# Takheave 31 and Takheave 32 ??



## seapirate555 (Jul 14, 2010)

Hello all fellow-sailors,

I have a few questions about the following.

When the disaster of the Herald of Free Enterprise occurs, during the salvage they used special barges
with pulling winches. The whole "pulling-barge" 
consists of an ingenius system of pulleys and 
block-systems.

I believe the names of the two barges was Takheave 31 and Takheave 32, but I'm not sure about that.

Does anyone have more information about this ? Maybe some pictures as well ?

Thanks in advance.

Johan vd Slik


----------



## Don Matheson (Mar 13, 2007)

Johan Here is a website which has some details from the salvage company Scaldis who were involved in the lifting of the Herald of Free Enterprise.
They tell you how it was done as Scaldis were involved with Smit in the operation, I believe Takheave are Smits.

http://www.gentlemedia.nl/scaldis/salvage.htm 

gives you some photos and if you read their website it has some good photos of how this is done.

Don


----------



## seapirate555 (Jul 14, 2010)

Thanks Don, this will help a lot !


----------



## seapirate555 (Jul 14, 2010)

*Picture and shot video footage Takheave 31*

Hello,

Last day I found a picture of the Takheave 31 and I even found a short video footage of the salvage of the Herald of Free Enterprise.
You see the appearance of the Takheave 31 passing by right at the beginning of this video.

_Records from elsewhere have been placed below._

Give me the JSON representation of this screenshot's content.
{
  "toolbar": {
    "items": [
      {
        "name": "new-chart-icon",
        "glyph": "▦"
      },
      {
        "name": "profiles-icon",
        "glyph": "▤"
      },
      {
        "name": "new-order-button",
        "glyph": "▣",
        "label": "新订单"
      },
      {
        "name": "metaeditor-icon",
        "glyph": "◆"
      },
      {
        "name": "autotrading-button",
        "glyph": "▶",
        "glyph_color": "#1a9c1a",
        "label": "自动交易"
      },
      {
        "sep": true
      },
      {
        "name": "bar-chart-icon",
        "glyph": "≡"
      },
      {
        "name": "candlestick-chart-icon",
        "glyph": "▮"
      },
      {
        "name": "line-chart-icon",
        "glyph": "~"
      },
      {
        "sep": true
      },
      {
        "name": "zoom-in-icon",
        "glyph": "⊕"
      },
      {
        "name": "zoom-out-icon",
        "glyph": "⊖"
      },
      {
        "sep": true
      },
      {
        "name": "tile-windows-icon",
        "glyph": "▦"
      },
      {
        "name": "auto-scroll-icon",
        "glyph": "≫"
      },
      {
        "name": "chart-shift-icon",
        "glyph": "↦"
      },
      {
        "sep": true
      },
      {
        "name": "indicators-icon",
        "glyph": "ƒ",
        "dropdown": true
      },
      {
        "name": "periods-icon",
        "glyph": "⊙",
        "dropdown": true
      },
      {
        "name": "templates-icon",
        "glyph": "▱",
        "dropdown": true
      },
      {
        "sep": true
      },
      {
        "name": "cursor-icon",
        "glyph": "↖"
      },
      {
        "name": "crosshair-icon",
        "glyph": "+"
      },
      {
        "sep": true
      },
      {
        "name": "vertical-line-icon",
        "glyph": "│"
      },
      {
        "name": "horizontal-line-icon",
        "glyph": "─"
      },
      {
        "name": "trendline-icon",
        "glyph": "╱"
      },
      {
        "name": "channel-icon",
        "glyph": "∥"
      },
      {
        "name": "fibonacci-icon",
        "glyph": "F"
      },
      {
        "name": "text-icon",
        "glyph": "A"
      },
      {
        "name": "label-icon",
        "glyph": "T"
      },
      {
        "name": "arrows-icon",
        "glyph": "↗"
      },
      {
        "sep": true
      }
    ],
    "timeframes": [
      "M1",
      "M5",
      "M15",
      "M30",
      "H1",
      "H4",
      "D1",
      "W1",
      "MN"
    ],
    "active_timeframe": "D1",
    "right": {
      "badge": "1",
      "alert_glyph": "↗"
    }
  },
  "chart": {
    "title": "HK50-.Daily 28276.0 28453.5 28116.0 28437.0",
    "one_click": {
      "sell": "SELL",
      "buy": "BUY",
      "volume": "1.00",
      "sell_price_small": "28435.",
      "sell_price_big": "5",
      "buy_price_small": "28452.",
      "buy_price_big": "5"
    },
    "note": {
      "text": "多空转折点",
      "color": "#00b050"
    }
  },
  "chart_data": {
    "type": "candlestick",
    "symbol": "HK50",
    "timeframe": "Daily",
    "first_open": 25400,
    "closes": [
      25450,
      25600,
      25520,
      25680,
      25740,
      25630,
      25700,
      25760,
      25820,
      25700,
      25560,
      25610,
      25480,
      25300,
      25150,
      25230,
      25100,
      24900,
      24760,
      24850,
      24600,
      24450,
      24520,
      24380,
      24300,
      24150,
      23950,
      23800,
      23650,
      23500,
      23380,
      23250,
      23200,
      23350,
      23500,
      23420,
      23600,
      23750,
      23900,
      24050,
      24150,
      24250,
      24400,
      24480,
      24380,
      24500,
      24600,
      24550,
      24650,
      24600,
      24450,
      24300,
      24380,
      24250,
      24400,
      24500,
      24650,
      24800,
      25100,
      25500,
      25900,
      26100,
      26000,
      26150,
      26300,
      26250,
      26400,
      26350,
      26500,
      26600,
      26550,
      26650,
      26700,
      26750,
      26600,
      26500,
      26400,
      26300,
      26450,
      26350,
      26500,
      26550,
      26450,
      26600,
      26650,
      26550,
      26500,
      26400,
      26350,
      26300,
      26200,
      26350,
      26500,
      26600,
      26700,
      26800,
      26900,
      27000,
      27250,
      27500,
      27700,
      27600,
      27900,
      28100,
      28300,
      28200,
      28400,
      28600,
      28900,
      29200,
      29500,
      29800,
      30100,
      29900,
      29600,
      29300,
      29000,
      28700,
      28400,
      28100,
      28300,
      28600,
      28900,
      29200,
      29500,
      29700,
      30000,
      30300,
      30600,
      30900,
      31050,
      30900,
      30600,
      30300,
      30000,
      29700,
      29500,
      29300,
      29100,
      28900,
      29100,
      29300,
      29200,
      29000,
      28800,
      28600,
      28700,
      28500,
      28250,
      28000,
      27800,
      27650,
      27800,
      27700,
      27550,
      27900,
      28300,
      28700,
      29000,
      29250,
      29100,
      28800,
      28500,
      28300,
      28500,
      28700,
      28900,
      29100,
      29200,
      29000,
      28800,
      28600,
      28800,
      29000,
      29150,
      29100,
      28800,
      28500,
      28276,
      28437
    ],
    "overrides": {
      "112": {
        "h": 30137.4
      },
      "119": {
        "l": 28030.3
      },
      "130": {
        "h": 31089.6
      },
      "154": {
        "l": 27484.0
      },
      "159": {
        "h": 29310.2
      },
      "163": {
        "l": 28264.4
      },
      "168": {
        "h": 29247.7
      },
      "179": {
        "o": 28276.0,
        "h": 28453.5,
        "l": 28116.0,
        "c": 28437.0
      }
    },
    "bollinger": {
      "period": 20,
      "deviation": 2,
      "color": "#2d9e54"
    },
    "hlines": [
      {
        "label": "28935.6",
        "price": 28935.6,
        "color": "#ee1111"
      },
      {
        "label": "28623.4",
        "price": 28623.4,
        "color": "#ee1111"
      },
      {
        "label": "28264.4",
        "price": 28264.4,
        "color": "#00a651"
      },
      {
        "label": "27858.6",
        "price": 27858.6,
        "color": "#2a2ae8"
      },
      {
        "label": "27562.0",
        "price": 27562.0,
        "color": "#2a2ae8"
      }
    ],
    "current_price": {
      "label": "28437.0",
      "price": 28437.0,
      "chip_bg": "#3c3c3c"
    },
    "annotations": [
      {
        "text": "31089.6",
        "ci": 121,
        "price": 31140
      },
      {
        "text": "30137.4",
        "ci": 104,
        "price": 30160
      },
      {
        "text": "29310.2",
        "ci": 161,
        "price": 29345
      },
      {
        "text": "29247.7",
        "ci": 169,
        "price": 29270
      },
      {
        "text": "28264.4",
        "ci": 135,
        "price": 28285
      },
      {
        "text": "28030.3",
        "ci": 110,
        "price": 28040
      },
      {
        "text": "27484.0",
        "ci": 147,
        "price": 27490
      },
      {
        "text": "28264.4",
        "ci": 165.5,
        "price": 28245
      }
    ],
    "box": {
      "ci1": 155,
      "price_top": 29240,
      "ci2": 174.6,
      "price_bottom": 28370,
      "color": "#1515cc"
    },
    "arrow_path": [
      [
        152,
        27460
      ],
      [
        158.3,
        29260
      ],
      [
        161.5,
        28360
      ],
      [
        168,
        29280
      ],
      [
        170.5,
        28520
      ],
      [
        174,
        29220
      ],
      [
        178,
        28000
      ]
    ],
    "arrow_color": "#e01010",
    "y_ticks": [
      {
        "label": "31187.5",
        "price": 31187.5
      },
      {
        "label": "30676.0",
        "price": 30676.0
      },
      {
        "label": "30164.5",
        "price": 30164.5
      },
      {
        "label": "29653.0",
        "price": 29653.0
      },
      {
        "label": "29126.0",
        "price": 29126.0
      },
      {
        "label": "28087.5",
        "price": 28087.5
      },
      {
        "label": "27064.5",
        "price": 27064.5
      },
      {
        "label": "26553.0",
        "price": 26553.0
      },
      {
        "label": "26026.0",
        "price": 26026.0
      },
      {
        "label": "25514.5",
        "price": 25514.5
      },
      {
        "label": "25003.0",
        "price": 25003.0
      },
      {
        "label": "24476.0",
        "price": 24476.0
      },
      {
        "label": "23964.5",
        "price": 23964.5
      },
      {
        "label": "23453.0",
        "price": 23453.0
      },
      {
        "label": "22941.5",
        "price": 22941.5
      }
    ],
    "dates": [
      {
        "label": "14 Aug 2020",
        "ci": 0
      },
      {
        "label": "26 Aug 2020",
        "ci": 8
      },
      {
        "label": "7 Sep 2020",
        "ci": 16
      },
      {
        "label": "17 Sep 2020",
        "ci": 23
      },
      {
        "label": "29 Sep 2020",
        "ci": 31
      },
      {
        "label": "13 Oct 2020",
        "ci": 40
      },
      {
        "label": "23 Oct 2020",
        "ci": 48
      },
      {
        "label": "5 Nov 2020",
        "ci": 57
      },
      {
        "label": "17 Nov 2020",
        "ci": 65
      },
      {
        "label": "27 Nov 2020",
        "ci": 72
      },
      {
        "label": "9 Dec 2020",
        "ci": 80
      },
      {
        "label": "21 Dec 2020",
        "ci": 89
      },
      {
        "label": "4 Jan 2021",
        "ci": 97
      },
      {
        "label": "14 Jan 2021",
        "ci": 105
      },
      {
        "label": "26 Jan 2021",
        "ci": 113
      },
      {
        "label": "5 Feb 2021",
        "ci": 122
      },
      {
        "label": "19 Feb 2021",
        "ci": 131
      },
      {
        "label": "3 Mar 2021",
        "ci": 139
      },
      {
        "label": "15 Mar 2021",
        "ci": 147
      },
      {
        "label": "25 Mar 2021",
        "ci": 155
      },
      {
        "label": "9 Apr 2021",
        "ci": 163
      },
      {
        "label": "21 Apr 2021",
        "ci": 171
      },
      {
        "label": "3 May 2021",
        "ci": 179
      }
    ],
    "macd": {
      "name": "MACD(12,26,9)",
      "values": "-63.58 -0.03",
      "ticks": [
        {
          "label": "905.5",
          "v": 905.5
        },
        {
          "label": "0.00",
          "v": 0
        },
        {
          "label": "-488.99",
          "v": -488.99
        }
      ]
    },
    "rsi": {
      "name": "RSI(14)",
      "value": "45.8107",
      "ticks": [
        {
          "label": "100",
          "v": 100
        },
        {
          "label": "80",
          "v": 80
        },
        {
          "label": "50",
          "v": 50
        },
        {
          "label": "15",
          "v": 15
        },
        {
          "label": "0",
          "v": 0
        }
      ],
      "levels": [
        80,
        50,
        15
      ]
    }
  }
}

And here is the link of the short video.
http://www.123video.nl/playvideos.asp?MovieID=710420


Johan van der Slik


----------



## Billieboy (May 18, 2009)

I and the Missus were at sea on the Olau ferry coming back to Vlissingen the night the Herad sank. The two taklifts are identical sheerlegs SWT about 400T each.


----------



## tugdoc (Sep 17, 2005)

Hi,
The hydraulic pulley system used on Takheave 31 / 32 was devised for the salvage of the wreck of the Betelgeuze - termed the Salvage of the Century. The film on this salvage shows extensively how the spread was made up.
Job (TugDoc)


----------



## seapirate555 (Jul 14, 2010)

Takheave 32 under tow by Smit-Lloyd 11.
Source: http://www.smit-lloyd.com (Dutch language)


----------